As Trump turns 78, candidates’ age worries voters

Donald Trump (left) and incumbent Joe Biden are the oldest presidential candidates to seek office.

Donald Trump (left) and incumbent Joe Biden are the oldest presidential candidates to seek office. Photo: AAP

Donald Trump is 78 on June 14 – a milestone that reminds voters that the two major-party candidates running for US president in 2024 are the oldest ever to seek the office.

Age and mental sharpness have been centre of the contest between the Republican Trump and his Democratic rival, President Joe Biden, often getting more attention than substantive policy issues in the run-up to the November 5 election.

Public opinion polls show Americans are more worried about the advanced age of Biden, who is 81.

But at 78, Trump is just three and a half years younger, and he would be the oldest person ever to be inaugurated if he won a second term.

Trump is scheduled to speak on Friday at a birthday party organised for him in West Palm Beach, Florida, by a group of die-hard supporters.

On the campaign trail, Trump has not explicitly made an issue of Biden’s age but has sought to capitalise on his opponent’s every verbal mistake – as well as Biden’s slowing gait – to cast him as unfit for the Oval Office.

Biden has responded to questions about his age by telling voters to focus on his accomplishments in office as evidence of his acuity and strength.

He has also described Trump as a threat to democracy and criticised his sometimes rambling speeches, as well as Trump’s use of inflammatory rhetoric against immigrants.

Still, even some Democrats have expressed concerns about Biden’s ability to complete another term, which would take him to age 86.

In a Reuters/Ipsos poll in February, some 78 per cent of respondents – including 71 per cent of Democrats – said Biden, already the oldest president, was too old to work in government.

Some 53 per cent of respondents said Trump, who was president from 2017-2021, was too old for government work.

“It’s not about age, it’s about mental competence,” said Trump campaign spokeswoman Karoline Leavitt, arguing that voters can see the contrast between Biden and Trump, whom she described as “sharp as a tack with elite stamina”.

The Biden campaign did not respond to a request for comment.

Presidential historian Timothy Naftali said Trump projects energy in public appearances, making him appear to be more vital physically, but that does not mean he is sharper mentally.

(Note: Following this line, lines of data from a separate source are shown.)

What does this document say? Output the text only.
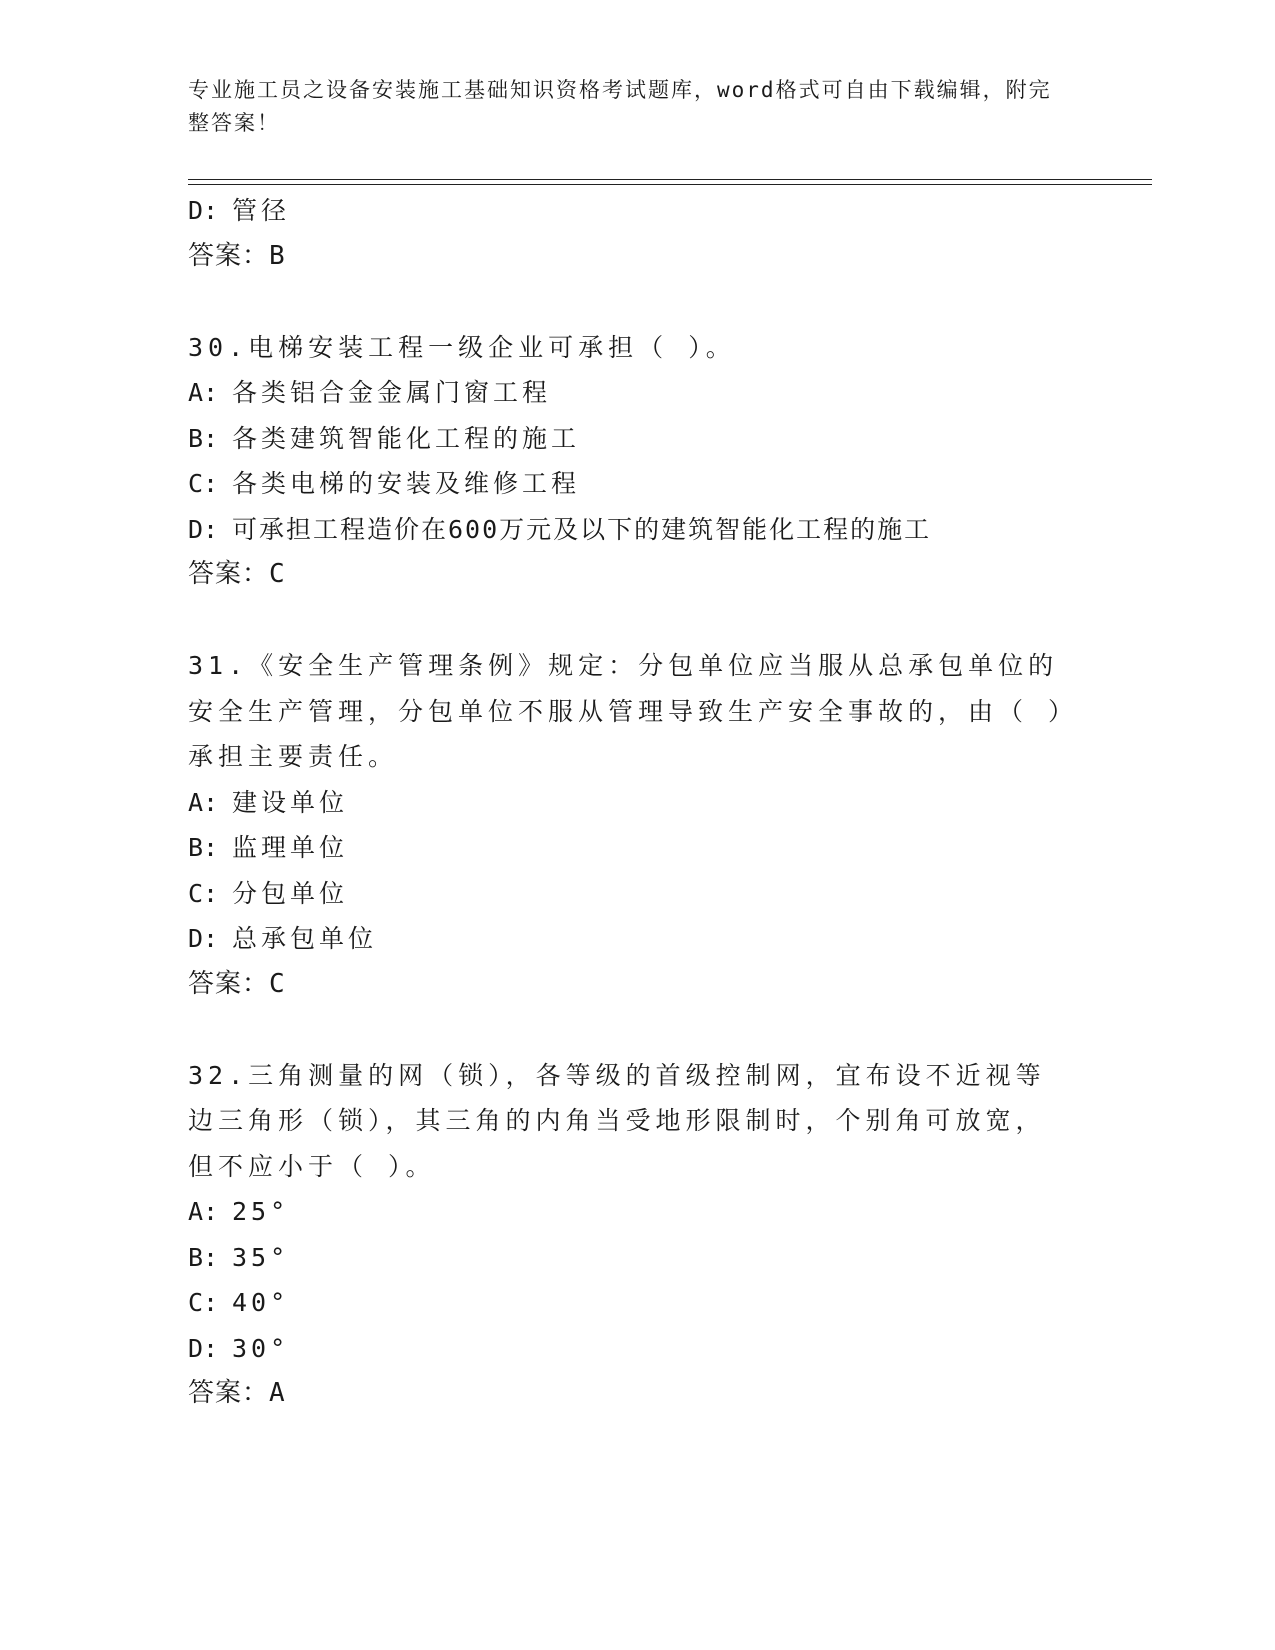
专业施工员之设备安装施工基础知识资格考试题库，word格式可自由下载编辑，附完整答案！
D: 管径
答案：B
30.电梯安装工程一级企业可承担（ ）。
A: 各类铝合金金属门窗工程
B: 各类建筑智能化工程的施工
C: 各类电梯的安装及维修工程
D: 可承担工程造价在600万元及以下的建筑智能化工程的施工
答案：C
31.《安全生产管理条例》规定：分包单位应当服从总承包单位的安全生产管理，分包单位不服从管理导致生产安全事故的，由（ ）承担主要责任。
A: 建设单位
B: 监理单位
C: 分包单位
D: 总承包单位
答案：C
32.三角测量的网（锁），各等级的首级控制网，宜布设不近视等边三角形（锁），其三角的内角当受地形限制时，个别角可放宽，但不应小于（ ）。
A: 25°
B: 35°
C: 40°
D: 30°
答案：A
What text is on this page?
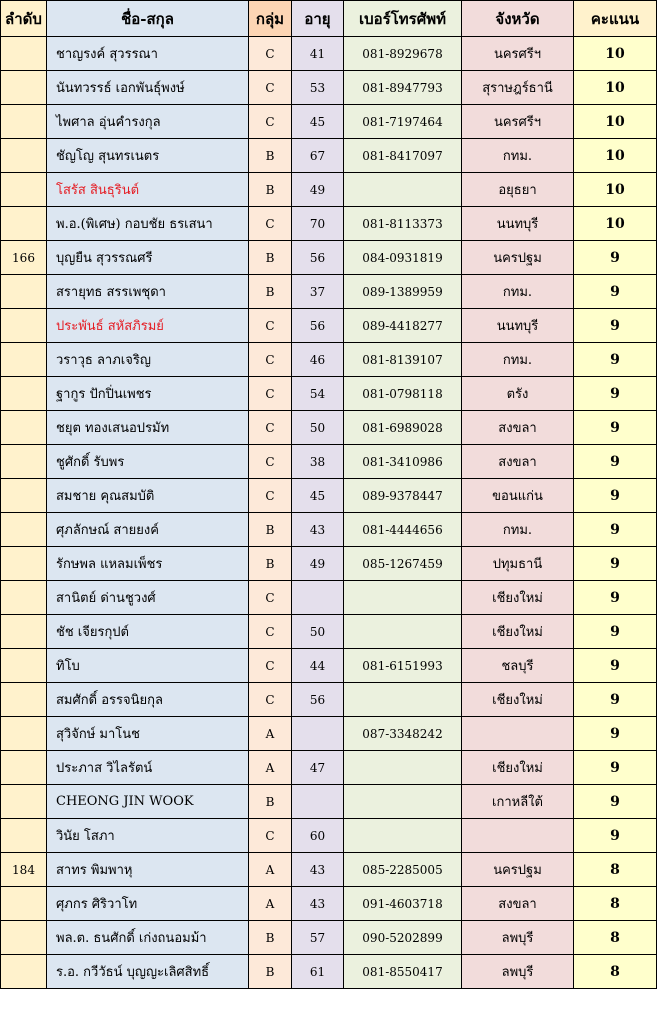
ลำดับ	ชื่อ-สกุล	กลุ่ม	อายุ	เบอร์โทรศัพท์	จังหวัด	คะแนน
	ชาญรงค์ สุวรรณา	C	41	081-8929678	นครศรีฯ	10
	นันทวรรธ์ เอกพันธุ์พงษ์	C	53	081-8947793	สุราษฎร์ธานี	10
	ไพศาล อุ่นคำรงกุล	C	45	081-7197464	นครศรีฯ	10
	ชัญโญ สุนทรเนตร	B	67	081-8417097	กทม.	10
	โสรัส สินธุรินต์	B	49		อยุธยา	10
	พ.อ.(พิเศษ) กอบชัย ธรเสนา	C	70	081-8113373	นนทบุรี	10
166	บุญยืน สุวรรณศรี	B	56	084-0931819	นครปฐม	9
	สรายุทธ สรรเพชุดา	B	37	089-1389959	กทม.	9
	ประพันธ์ สหัสภิรมย์	C	56	089-4418277	นนทบุรี	9
	วราวุธ ลาภเจริญ	C	46	081-8139107	กทม.	9
	ฐากูร ปักปิ่นเพชร	C	54	081-0798118	ตรัง	9
	ชยุต ทองเสนอปรมัท	C	50	081-6989028	สงขลา	9
	ชูศักดิ์ รับพร	C	38	081-3410986	สงขลา	9
	สมชาย คุณสมบัติ	C	45	089-9378447	ขอนแก่น	9
	ศุภลักษณ์ สายยงค์	B	43	081-4444656	กทม.	9
	รักษพล แหลมเพ็ชร	B	49	085-1267459	ปทุมธานี	9
	สานิตย์ ด่านชูวงศ์	C			เชียงใหม่	9
	ชัช เจียรกุปต์	C	50		เชียงใหม่	9
	ทิโบ	C	44	081-6151993	ชลบุรี	9
	สมศักดิ์ อรรจนิยกุล	C	56		เชียงใหม่	9
	สุวิจักษ์ มาโนช	A		087-3348242		9
	ประภาส วิไลรัตน์	A	47		เชียงใหม่	9
	CHEONG JIN WOOK	B			เกาหลีใต้	9
	วินัย โสภา	C	60			9
184	สาทร พิมพาหุ	A	43	085-2285005	นครปฐม	8
	ศุภกร ศิริวาโท	A	43	091-4603718	สงขลา	8
	พล.ต. ธนศักดิ์ เก่งถนอมม้า	B	57	090-5202899	ลพบุรี	8
	ร.อ. กวีวัธน์ บุญญะเลิศสิทธิ์	B	61	081-8550417	ลพบุรี	8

“It’s not clear listening to the two men who’s in better command of his faculties,” Naftali said.

Allan Lichtman, a history professor at American University and well-known presidential prognosticator, said Trump had made gaffes and spread false information to an extent that should be raising more questions about his mental fitness.

“People somehow focus on the mistakes Biden has made while totally ignoring the way in which Trump seems to be entirely unhinged from reality,” he said.

Trump and Biden are neck-and-neck in national opinion polls, with Trump ahead in several of the battleground states that could decide November’s contest.

It is unclear just how much age will be a factor in the outcome.

Among issues that voters will be weighing is the strength of the economy, which overall is performing well but is beset by inflation, as well as immigration and abortion rights.

Voters also have Trump’s legal troubles to consider.

In May, a New York jury found him guilty of falsifying business records to cover up a payment to a porn star on the eve of the 2016 election.

He faces three additional criminal cases, although none are likely to go to trial before the election.

The first televised debate on June 27 will be an important test for both Biden and Trump, with voters looking for verbal slip-ups as a possible indicator that they might not be up to the task of leading the country.